[DSC] Add a Strings table to the shared cache triage view#8277
Conversation
The table displays strings from every image in the shared cache. Double-clicking on a string loads its corresponding image or region and navigates to it. The entire shared cache is scanned asynchronously on the worker pool to discover strings when the Strings tab is first selected. Table filtering and sorting is performed on background threads due to the sheer amount of data this table contains (over 15 millions of rows). Data is discarded shortly after the strings table is hidden.
This gives it asynchronous loading, filtering, and sorting, along with lazy loading and releasing the table data after the view is hidden.
fuzyll
left a comment
There was a problem hiding this comment.
Lots of questions and a few potential bugs. Ironically, the two things I am most concerned about aren't even in these code changes and are just things I saw when scrolling around and reading. 🙃
Good work regardless, thanks for taking this on. 🙂
| size_t comparisons = 0; | ||
| try | ||
| { | ||
| std::sort(display.begin() + chunk.first, display.begin() + chunk.second, guarded(comparisons)); |
There was a problem hiding this comment.
Would it be possible to have non-deterministic ordering here? If I'm following this correctly, results will arrive in the order in which workers complete. Since there's no tie-break on address/length/something else, wouldn't this have ties ordered by worker completion?
(Even if I'm right, I don't know how often this would occur, whether this would be noticeable, etc. Just an observation.)
There was a problem hiding this comment.
Yeah, it is possible to get non-deterministic results if the comparator doesn't break ties itself. And the comparators the two table models were using didn't do that.
I decided to address this by revamping how sorting works in TriageTableRowsModel. Rather than sorting by a single column, it tracks the columns that the user has sorted by and builds a comparator based on multiple columns. The address is always used as a tiebreaker. This gives the effect of using a stable sort when re-sorting by a different column. For example, if the user sorts by symbol name then re-sorts by image name, the rows will be ordered by image name and within each image they'll be sorted by symbol name. This seems strictly more useful than only ever sorting by a single column.
Using a stable sort by itself wouldn't be sufficient here as any filtered rows would be excluded from the sort, so widening the filter criteria would result in inconsistent sorting for the newly-matched rows. Hence building a compound comparator instead.
| raw_length: int | ||
| text: str | ||
| region_start: int | ||
| image_start: int |
There was a problem hiding this comment.
In sharedcache.cpp, you state that "A zeroed imageStart means the region is not associated with an image". Should this detail be surfaced to Python as well in some capacity (even if just a doc comment)?
There was a problem hiding this comment.
I've updated these so non-image regions have an image_start of None
| case Utf16String: | ||
| { | ||
| char* converted = BNUnicodeUTF16ToUTF8(data, std::min(ref.length, maxLength * 2)); | ||
| std::string text(converted); |
There was a problem hiding this comment.
If we fail to convert here, we'd try to construct a std::string from a nullptr. This seems like it might only happen if we fail to allocate the string? Which, is probably not likely to happen, but we still might want to check.
This caused me to feel like a fraud because it turns out I have no idea what actually happens if you try and construct a string from nullptr. Fortunately, it appears C++ also had no idea what should happen, but C++23 appears to be fixing this.
There was a problem hiding this comment.
I've decided to address this and the other unicode-related issue you mentioned by adding some Unicode helpers to bn::base, and using them here. I'll send the change that adds those helpers out as its own PR and rebase this on top of it.
The table displays strings from every image in the shared cache.

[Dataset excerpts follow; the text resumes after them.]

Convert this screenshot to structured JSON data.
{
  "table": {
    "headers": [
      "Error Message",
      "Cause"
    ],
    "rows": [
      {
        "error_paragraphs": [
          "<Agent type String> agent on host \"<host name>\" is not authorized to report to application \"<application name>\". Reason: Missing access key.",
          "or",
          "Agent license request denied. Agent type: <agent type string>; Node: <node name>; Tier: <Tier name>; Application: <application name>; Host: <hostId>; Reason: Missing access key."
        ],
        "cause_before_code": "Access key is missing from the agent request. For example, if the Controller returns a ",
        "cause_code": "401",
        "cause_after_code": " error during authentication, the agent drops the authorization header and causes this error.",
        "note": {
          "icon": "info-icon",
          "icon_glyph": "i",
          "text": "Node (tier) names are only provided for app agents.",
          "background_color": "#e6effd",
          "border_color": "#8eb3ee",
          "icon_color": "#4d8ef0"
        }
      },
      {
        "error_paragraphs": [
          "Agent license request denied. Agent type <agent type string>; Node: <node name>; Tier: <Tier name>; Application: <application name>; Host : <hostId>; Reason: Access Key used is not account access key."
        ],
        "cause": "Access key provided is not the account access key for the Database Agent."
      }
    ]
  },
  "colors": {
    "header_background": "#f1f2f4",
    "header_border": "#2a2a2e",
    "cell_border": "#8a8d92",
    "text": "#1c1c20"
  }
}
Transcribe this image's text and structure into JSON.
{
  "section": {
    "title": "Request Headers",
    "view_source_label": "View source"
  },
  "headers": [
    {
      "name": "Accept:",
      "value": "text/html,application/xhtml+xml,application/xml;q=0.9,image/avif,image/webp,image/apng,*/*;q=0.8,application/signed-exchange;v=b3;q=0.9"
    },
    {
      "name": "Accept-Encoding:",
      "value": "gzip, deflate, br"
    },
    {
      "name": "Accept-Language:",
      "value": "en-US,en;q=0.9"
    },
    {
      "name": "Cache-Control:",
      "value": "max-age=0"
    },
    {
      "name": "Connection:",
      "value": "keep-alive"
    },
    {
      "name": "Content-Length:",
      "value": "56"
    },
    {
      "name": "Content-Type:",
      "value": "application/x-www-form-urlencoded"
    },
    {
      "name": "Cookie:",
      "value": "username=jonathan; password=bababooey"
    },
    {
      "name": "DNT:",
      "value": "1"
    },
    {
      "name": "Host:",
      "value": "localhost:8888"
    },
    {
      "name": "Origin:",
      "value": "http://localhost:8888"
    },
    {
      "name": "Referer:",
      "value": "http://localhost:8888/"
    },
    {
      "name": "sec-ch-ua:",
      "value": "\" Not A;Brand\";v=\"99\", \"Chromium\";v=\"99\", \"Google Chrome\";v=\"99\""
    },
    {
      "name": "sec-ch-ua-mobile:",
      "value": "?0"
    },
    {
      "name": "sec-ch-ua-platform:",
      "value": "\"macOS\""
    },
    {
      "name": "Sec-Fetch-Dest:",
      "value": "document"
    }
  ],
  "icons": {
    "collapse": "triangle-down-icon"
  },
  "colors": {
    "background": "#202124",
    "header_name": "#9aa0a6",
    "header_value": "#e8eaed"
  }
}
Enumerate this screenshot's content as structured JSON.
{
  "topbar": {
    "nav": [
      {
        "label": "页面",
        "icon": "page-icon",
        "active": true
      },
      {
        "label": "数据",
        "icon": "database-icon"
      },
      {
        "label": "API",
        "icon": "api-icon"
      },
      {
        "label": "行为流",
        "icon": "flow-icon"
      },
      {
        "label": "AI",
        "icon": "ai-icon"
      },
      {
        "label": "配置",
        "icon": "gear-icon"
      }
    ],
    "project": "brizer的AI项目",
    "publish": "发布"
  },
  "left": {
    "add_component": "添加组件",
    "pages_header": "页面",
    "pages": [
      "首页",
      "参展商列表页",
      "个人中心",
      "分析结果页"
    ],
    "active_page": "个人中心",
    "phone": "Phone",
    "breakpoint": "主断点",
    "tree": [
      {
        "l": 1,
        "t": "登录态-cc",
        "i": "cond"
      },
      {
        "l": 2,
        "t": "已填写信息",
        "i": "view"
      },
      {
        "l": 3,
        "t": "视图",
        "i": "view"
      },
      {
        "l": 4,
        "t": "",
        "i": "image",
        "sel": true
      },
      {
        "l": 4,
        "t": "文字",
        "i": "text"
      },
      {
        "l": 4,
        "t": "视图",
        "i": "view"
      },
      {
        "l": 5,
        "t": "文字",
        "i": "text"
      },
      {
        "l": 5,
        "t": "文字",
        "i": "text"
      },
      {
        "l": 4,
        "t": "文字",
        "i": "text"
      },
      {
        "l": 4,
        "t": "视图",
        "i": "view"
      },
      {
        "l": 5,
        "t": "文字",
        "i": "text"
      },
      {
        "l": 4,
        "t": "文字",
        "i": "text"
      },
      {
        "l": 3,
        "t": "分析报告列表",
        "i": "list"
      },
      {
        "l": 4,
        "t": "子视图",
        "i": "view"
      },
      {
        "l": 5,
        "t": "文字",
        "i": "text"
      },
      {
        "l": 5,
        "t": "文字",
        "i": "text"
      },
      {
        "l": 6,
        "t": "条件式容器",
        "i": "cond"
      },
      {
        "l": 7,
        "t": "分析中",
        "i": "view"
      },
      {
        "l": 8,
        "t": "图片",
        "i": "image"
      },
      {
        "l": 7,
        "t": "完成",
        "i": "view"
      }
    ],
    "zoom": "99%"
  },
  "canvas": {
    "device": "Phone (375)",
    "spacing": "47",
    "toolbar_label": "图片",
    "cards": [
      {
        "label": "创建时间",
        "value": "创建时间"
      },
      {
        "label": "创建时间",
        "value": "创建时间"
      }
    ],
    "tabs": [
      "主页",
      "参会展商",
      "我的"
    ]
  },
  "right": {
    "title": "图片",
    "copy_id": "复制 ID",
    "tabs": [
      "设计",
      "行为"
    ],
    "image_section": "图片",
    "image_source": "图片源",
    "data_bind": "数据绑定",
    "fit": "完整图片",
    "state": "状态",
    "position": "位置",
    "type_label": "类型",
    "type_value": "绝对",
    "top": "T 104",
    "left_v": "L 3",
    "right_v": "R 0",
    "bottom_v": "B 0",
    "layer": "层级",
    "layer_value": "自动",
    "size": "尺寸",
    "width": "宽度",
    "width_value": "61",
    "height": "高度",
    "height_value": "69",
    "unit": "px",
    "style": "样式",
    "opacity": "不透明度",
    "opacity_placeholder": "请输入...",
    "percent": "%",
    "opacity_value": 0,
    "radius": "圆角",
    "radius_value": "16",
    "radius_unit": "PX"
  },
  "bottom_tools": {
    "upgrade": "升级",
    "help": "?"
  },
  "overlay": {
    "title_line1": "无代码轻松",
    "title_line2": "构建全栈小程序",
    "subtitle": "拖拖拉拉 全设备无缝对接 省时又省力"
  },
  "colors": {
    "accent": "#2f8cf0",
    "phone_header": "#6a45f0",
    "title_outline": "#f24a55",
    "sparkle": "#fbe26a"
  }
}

Double-clicking on a string loads its corresponding image or region and navigates to it.
The entire shared cache is scanned asynchronously on the worker pool to discover strings when the Strings tab is first selected. Table filtering and sorting is performed on background threads due to the sheer amount of data this table contains (over 15 millions of rows). Data is discarded shortly after the strings table is hidden.
This change introduces a
BackgroundSortFilterRowshelper class that handles sorting and filtering of flat UI models on background threads, and aTriageTablePanelthat encapsulates a lot of the logic that is common across DSC's different panes. These are both used by the new strings table, and I updated the DSC's symbols table to use them as well.